Probably supposed to be referencing the text under the plot stating the specific configuration of the hardware and software.

sbeckeriv 4 years ago | | |

looks like the website was updated after I posted. I used page search to look for the *.

amelius 4 years ago |

> Accelerated GPU training is enabled using Apple’s Metal Performance Shaders (MPS) as a backend for PyTorch.

What do shaders have to do with it? Deep learning is a mature field now, it shouldn't need to borrow compute architecture from the gaming/entertainment field. Anyone else find this disconcerting?

dagmx 4 years ago | |

Shaders are just the way compute is defined on the GPU.

Why is that concerning to you?

WhitneyLand 4 years ago | | |

It’s not the greatest term even for graphics only.

People new to CG are likely to intuit “shaders” as something related to, well, shading, but vertex shaders et al have nothing to do with the color of a pixel or a polygon.

my123 4 years ago | | |

That terminology isn't used at all in GPGPU compute APIs specifically tailored for that purpose, which use quite different programming models where you can mix host and device code in the same program.

And there are "GPUs" today that can't do graphics at all (AMD MI100/MI200 generations) or in a restricted way (Hopper GH100) which has the fixed function pipeline only on two TPCs, for compatibility, but running very slowly due to that.

my123 4 years ago | |

Apple doesn't have a separate API tailored towards compute only, but a single unified API that makes concessions to both.
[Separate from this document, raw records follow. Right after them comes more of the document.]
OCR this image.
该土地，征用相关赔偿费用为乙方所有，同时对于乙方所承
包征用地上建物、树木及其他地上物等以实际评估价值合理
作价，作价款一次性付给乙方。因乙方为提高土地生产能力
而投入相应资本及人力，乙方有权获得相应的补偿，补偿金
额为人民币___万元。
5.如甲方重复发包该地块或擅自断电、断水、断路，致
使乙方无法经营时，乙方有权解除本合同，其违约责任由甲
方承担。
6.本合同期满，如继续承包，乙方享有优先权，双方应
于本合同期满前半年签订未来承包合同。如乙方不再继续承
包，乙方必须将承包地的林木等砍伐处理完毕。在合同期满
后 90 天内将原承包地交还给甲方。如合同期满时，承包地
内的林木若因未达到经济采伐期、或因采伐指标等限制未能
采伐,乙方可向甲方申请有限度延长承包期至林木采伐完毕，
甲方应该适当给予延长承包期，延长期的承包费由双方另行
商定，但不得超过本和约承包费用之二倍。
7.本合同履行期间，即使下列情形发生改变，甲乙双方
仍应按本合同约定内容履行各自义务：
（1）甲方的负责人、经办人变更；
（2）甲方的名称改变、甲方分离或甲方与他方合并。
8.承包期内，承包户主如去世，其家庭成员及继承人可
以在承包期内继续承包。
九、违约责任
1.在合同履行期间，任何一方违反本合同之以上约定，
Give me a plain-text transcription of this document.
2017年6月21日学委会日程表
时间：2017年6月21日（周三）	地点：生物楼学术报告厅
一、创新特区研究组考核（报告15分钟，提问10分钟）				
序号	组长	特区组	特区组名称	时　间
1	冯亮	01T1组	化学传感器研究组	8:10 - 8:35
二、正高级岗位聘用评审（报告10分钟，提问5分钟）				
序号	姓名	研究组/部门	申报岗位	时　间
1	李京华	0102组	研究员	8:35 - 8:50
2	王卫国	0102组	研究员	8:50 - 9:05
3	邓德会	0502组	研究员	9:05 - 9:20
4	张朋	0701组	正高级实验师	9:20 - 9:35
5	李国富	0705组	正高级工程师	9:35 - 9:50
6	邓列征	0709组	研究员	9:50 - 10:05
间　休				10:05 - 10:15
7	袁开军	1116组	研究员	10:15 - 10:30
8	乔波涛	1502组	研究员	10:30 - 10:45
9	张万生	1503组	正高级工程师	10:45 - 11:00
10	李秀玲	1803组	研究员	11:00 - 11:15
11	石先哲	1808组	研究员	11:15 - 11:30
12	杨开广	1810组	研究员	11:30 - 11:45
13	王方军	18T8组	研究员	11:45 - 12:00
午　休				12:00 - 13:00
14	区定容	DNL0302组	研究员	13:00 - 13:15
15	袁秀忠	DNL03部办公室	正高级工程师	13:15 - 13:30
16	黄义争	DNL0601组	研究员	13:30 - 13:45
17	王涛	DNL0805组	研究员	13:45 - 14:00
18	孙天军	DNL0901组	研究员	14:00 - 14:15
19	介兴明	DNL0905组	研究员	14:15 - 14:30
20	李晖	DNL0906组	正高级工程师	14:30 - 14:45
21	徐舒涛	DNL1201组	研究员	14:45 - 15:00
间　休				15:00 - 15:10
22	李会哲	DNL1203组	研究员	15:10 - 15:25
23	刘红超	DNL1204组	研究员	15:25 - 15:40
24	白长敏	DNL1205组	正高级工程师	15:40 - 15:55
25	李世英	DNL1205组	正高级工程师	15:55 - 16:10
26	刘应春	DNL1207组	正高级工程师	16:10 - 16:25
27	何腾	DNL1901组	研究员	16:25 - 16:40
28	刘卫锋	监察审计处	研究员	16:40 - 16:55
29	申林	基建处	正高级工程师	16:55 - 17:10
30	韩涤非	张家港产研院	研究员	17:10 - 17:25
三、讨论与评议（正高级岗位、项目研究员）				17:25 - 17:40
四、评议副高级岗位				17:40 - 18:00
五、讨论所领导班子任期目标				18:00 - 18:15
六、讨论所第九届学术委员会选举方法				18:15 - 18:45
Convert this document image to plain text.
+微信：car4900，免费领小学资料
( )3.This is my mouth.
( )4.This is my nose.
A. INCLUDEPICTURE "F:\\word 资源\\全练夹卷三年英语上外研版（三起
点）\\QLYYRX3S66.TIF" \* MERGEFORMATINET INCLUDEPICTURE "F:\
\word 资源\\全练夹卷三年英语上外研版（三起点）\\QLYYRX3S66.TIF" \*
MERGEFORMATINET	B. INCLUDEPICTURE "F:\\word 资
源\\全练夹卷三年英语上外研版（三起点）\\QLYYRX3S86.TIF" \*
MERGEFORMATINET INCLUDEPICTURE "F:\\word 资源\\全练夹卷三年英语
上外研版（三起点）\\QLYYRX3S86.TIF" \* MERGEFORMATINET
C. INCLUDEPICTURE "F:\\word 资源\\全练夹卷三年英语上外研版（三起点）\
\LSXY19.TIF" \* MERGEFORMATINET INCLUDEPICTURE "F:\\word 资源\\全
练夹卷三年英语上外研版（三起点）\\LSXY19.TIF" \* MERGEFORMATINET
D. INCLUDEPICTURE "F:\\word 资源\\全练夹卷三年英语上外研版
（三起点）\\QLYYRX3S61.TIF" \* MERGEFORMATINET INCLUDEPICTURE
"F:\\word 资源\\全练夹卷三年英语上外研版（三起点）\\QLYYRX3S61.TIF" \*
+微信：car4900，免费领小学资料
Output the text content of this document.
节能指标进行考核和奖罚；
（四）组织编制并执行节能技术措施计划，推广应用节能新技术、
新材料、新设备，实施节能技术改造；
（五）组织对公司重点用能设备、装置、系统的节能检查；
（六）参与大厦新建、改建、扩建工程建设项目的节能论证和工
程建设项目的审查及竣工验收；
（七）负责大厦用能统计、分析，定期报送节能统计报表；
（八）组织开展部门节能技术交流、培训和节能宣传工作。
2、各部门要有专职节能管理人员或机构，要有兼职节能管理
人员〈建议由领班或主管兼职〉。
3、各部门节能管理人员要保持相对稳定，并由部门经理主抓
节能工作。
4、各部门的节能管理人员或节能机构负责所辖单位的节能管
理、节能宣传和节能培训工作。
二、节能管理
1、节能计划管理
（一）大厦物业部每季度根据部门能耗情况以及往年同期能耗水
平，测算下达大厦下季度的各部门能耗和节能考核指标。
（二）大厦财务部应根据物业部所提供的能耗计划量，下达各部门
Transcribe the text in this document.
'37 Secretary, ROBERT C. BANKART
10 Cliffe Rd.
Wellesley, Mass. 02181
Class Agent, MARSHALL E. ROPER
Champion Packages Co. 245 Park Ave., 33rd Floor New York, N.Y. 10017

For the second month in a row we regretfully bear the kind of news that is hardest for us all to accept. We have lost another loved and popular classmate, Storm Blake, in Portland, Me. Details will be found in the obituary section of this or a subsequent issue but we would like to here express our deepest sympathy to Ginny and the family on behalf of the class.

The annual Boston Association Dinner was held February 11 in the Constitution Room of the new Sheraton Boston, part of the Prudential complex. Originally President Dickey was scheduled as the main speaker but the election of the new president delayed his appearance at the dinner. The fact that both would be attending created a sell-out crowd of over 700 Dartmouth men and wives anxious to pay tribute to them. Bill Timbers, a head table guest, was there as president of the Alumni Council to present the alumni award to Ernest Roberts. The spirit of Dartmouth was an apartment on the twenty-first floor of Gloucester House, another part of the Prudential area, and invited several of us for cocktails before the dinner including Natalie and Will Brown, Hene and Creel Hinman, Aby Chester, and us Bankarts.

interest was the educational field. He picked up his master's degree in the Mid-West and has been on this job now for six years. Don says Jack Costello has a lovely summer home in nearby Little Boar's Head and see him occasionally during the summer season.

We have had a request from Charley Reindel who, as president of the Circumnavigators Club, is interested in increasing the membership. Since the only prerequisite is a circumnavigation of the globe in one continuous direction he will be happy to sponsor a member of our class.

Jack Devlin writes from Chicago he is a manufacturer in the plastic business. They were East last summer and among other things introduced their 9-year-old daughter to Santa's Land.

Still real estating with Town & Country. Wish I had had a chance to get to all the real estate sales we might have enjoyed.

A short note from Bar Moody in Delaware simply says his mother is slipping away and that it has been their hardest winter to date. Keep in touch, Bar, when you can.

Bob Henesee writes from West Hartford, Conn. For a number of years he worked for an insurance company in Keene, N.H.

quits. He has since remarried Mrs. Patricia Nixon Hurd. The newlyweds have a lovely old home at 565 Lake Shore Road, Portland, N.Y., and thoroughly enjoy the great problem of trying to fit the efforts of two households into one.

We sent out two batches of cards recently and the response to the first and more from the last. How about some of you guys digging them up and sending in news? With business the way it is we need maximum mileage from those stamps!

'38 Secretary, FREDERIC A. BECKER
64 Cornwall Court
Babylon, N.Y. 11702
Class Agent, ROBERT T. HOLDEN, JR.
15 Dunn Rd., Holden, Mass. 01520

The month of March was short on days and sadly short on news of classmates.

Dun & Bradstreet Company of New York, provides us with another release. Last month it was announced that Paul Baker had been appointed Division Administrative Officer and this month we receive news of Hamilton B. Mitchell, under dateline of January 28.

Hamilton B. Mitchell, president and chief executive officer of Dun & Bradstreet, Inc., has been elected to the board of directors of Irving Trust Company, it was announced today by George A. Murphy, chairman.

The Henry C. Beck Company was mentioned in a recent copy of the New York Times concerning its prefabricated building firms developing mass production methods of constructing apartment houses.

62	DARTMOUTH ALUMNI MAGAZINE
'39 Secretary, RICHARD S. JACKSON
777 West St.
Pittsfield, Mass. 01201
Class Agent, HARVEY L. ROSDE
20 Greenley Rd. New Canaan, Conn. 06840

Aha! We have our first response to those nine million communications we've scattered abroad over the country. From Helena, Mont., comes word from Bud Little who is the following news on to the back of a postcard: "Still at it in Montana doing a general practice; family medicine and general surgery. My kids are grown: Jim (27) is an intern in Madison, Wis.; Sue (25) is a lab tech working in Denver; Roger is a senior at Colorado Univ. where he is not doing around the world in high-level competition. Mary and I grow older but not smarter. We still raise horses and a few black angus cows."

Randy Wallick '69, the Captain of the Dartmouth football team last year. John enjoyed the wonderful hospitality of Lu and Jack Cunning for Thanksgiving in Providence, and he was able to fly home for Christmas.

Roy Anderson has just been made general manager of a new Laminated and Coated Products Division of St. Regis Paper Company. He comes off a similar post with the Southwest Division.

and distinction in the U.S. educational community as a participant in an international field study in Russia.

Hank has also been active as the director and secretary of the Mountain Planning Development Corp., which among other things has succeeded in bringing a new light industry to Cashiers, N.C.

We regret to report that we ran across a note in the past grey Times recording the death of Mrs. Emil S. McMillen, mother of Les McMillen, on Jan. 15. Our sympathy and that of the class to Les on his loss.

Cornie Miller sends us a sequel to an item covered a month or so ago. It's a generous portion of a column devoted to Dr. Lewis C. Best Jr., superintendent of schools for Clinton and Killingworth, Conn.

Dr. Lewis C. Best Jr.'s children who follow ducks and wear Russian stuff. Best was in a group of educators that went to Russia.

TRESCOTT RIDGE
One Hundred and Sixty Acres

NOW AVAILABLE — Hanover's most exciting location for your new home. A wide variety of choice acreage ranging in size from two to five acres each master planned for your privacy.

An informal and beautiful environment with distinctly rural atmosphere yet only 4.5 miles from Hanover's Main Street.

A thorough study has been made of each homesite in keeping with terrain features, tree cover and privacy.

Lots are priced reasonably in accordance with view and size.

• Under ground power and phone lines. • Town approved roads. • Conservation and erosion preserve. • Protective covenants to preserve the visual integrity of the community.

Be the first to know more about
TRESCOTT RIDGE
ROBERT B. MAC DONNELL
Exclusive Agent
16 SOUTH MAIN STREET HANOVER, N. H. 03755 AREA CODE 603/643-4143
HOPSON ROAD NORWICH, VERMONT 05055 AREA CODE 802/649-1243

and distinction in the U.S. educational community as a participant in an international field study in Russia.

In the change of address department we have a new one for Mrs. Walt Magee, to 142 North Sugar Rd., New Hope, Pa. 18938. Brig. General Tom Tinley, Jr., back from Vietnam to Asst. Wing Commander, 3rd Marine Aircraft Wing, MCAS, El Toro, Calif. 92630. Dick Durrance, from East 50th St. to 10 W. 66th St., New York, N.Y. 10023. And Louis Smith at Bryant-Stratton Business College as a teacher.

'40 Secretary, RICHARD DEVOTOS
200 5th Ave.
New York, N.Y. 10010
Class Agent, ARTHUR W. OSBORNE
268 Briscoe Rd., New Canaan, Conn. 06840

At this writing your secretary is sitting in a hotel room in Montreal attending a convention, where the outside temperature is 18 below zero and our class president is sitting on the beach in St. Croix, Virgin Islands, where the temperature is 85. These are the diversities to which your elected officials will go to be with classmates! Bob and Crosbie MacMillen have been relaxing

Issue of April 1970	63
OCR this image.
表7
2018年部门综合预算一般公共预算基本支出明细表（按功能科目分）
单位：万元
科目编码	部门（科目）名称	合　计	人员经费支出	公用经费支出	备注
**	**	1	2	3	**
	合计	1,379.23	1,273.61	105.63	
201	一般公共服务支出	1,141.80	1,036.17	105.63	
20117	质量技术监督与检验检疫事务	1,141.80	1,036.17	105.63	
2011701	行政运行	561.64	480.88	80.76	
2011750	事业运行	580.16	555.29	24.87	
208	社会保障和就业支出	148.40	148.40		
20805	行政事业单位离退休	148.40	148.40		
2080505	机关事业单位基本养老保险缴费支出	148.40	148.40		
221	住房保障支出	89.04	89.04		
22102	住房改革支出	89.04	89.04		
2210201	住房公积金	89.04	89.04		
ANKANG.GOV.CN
Concessions towards compute: a C++ programming language for device code (totally unlike what's done for most graphics APIs!)

Concessions towards graphics: no single-source programming model at all for example...

sudosysgen 4 years ago | | |

Many GPUs allow you to write device code in C++ via SYCL. It works well enough.

geertj 4 years ago | |

Not sure if it’s concerning but it caught my eye as well.